In studies, all variables that might impact the findings should be included in the statistical model to control their impact on the dependent variable.
Many spurious relationships can be identified by using common sense. If a correlation is found, there is usually more than one variable at play, and the variables are often not immediately obvious.
Spurious Correlation Examples
Interesting correlations are easy to find, but many will turn out to be spurious. Three examples are the skirt length theory, the super bowl indicator, and a suggested correlation between race and college completion rates.
- Skirt Length Theory: Originating in the 1920s, the skirt length theory holds that skirt lengths and stock market direction are correlated. If skirt lengths are long, the correlation is that the stock market is bearish. If shirt lengths are short, the market is bullish.
- Super Bowl Indicator: In late January, there is often chatter about the so-called Super Bowl indicator, which suggests that a win by the American Football Conference team likely means that the stock market will go down in the coming year, whereas a victory by the National Football Conference team portends a rise in the market. Since the beginning of the Super Bowl era, the indicator has been accurate around 74% of the time, or 40 out of the 54 years, according to OpenMarkets. It is a fun conversation piece but probably not something a serious financial advisor would recommend as an investment strategy for clients.
- Educational Attainment and Race: Social scientists have focused on identifying which variables impact educational attainment. According to government research, 56% of White 25- to 29-year-olds had completed a college degree in 2019, compared to just 36% of black individuals of the same age. The implication being that race has a causal effect on college completion rates.

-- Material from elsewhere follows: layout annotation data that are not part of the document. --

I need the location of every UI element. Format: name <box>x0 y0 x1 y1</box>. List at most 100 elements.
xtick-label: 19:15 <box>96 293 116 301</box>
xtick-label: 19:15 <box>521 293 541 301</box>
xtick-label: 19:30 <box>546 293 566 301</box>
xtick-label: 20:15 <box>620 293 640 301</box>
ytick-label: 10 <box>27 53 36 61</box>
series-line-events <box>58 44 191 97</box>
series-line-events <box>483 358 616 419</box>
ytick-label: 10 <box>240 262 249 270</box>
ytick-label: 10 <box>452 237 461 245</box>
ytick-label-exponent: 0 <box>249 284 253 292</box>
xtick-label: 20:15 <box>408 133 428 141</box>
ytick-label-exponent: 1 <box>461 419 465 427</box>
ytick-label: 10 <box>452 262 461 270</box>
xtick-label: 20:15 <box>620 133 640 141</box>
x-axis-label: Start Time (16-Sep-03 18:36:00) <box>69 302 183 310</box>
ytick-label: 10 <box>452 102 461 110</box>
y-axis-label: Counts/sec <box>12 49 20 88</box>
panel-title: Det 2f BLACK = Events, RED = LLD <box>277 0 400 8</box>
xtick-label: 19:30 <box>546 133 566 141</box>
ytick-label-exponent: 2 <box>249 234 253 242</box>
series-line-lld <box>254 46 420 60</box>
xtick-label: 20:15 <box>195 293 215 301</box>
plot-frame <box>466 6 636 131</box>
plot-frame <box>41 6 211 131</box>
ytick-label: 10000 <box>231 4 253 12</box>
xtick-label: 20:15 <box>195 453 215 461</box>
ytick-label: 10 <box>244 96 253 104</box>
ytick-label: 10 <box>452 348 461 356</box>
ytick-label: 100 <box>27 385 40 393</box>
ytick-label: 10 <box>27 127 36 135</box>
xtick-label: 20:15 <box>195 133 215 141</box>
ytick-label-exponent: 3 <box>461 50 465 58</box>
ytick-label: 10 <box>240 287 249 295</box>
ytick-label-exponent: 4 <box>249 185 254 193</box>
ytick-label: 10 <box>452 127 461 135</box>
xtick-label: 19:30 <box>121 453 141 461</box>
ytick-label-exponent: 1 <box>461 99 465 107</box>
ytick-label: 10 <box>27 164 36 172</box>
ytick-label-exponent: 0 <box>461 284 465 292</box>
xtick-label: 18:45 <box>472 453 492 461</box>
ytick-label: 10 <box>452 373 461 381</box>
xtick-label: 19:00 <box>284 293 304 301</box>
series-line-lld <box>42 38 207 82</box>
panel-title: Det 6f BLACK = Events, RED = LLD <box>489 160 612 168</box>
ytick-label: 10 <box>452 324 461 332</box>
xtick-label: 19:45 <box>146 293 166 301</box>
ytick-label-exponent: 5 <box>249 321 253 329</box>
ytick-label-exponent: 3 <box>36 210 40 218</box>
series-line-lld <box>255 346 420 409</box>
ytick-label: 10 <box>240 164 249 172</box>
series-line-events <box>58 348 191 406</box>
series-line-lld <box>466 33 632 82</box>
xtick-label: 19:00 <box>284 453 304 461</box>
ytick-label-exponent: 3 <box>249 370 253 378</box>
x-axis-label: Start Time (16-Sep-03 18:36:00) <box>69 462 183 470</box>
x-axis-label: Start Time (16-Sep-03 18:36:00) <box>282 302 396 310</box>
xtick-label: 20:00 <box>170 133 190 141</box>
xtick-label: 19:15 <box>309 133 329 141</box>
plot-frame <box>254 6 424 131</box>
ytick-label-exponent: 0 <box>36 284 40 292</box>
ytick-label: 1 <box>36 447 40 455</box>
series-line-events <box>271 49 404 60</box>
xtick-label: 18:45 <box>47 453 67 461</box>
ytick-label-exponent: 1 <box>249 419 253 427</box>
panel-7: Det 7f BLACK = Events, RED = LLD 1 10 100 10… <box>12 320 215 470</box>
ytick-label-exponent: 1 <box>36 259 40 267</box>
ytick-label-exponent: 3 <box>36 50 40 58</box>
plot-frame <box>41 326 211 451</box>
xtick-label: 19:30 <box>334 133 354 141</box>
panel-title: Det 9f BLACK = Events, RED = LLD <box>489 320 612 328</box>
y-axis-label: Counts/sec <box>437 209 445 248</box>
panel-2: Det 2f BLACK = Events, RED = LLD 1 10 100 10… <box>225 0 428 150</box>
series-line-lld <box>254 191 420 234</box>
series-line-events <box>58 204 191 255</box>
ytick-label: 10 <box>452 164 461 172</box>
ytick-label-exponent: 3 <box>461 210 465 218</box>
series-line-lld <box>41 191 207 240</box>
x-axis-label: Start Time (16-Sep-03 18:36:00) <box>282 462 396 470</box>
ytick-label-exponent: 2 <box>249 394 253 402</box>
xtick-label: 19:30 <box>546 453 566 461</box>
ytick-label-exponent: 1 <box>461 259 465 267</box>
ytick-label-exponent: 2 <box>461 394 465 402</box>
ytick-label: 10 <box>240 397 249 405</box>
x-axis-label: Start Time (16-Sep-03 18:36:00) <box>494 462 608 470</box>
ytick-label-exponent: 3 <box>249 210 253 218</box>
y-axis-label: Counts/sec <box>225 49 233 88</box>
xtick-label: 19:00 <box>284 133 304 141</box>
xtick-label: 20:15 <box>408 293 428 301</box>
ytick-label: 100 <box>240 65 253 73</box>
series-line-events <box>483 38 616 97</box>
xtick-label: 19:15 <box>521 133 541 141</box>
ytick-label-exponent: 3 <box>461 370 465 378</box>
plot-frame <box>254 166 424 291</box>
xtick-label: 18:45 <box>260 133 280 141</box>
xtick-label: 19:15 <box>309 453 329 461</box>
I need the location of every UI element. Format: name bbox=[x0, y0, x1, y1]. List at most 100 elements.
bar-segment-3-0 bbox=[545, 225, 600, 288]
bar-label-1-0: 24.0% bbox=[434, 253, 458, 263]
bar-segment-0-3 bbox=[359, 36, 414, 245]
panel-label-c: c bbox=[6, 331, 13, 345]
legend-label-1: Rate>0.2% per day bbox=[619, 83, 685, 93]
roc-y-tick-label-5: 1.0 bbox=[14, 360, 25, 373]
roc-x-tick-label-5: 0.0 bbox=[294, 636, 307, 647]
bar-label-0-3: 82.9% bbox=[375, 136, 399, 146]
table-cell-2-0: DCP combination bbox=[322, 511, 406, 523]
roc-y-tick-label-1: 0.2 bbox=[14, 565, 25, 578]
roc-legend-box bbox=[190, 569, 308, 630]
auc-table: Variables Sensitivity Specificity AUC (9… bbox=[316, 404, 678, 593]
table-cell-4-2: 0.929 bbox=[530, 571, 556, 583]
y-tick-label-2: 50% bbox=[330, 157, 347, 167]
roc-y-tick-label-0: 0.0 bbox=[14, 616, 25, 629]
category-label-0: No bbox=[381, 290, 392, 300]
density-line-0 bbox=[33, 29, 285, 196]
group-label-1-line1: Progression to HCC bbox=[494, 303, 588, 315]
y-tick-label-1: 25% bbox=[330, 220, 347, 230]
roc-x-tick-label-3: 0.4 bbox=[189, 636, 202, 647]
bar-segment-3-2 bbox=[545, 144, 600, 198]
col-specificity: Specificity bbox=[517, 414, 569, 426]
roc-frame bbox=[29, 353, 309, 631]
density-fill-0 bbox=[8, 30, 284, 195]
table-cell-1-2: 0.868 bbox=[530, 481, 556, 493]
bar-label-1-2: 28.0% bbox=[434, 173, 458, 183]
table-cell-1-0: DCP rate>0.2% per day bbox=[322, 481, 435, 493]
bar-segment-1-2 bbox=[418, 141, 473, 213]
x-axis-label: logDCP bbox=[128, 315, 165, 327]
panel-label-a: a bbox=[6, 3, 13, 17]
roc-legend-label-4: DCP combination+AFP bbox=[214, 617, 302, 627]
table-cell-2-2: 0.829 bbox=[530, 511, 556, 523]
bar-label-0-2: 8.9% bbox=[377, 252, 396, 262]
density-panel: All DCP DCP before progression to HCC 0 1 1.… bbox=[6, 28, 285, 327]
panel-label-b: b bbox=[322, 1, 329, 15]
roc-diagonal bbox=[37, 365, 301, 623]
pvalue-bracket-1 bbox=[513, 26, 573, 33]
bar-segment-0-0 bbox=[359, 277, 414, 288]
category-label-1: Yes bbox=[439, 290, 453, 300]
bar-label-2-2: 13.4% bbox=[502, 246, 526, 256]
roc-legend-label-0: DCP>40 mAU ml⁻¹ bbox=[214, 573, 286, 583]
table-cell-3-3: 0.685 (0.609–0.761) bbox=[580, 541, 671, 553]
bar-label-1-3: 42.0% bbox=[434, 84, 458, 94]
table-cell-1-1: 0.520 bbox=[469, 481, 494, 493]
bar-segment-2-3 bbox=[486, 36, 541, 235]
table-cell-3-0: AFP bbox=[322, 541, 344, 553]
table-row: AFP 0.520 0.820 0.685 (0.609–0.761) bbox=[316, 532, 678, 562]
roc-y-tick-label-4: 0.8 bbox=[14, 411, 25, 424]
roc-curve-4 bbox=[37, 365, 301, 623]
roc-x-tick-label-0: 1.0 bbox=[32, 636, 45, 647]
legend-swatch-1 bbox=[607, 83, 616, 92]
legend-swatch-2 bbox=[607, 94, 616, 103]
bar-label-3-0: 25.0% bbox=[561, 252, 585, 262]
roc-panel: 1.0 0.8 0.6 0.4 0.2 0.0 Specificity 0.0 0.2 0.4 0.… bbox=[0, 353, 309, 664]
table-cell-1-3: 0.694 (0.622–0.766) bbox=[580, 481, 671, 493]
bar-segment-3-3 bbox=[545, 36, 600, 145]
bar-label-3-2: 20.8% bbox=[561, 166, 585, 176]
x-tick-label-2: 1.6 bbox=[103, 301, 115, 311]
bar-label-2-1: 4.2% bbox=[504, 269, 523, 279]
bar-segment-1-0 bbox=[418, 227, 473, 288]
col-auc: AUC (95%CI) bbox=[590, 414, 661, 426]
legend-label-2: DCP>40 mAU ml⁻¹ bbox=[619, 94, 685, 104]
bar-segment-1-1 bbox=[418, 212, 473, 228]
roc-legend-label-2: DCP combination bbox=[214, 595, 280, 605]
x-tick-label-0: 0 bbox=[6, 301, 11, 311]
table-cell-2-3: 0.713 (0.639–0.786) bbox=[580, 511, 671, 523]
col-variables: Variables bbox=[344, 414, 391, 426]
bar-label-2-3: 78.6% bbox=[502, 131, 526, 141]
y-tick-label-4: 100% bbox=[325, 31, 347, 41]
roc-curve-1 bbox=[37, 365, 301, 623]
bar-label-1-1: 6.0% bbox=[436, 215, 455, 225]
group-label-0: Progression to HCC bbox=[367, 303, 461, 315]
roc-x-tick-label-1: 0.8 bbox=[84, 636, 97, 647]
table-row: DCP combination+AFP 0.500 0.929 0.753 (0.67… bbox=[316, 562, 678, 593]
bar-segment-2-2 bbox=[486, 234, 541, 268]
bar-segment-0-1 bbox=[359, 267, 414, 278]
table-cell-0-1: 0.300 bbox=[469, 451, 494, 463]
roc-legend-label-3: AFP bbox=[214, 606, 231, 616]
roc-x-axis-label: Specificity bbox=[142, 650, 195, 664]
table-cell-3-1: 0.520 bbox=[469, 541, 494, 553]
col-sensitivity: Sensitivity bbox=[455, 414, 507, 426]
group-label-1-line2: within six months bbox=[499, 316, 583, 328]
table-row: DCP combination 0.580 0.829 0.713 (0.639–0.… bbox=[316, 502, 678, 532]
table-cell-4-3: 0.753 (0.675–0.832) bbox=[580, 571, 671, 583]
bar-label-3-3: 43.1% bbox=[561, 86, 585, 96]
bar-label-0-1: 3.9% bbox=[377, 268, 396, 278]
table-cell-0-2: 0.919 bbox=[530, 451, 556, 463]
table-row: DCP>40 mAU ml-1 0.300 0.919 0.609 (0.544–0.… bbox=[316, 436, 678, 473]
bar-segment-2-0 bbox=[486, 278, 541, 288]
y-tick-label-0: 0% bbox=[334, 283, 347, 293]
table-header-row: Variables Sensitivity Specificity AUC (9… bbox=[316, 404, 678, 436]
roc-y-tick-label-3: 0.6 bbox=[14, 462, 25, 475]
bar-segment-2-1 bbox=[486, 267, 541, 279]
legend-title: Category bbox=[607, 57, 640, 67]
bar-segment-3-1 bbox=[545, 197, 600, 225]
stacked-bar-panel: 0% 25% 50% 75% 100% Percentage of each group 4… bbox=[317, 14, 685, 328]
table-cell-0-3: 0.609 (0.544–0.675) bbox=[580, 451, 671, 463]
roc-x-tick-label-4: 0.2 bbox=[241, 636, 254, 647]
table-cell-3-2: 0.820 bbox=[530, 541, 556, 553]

However, it may not be race itself that impacts educational attainment. The results may also be due to the effects of racism in society, which could be the third "hidden" variable. Racism impacts people of color, placing them at a disadvantage educationally and economically. For example, the schools in non-white communities face greater challenges and receive less funding, parents in non-white populations have lower-paying jobs and fewer resources to devote to their children's education, and many families live in food deserts and suffer from malnutrition. Racism, rather than race, might be viewed as a causal variable that impacts educational attainment.
How to Spot Spurious Correlation?
Statisticians and other scientists who analyze data must be on the lookout for spurious relationships all the time. There are numerous methods that they use to identify them including:
- Ensuring a proper representative sample
- Obtaining an adequate sample size
- Being wary of arbitrary endpoints
- Controlling for as many outside variables as possible
- Using a null hypothesis and checking for a strong p-value
What Is an Example of Correlation but not Causation?
An example of a correlation is that more sleep leads to better performance during the day. Although there is a correlation, there is not necessarily causation. More sleep may not be the reason an individual performs better; for example, they might be using a new software tool that is increasing their productivity. To find causation, there must be factual evidence from a study that shows a causal relationship between sleep and performance.
What Is Spurious Regression?
Spurious regression is a statistical model that shows misleading statistical evidence of a linear relationship; in other words, a spurious correlation between independent non-stationary variables.
What Is False Causality?
False causality refers to the assumption made that one thing causes something else because of a relationship between them. For example, we may assume that Harry has been training hard to become a faster runner because his race times have improved. However, the reality might be that Harry's race times have improved because he has new running shoes made with the latest technology. The initial assumption was a false causality.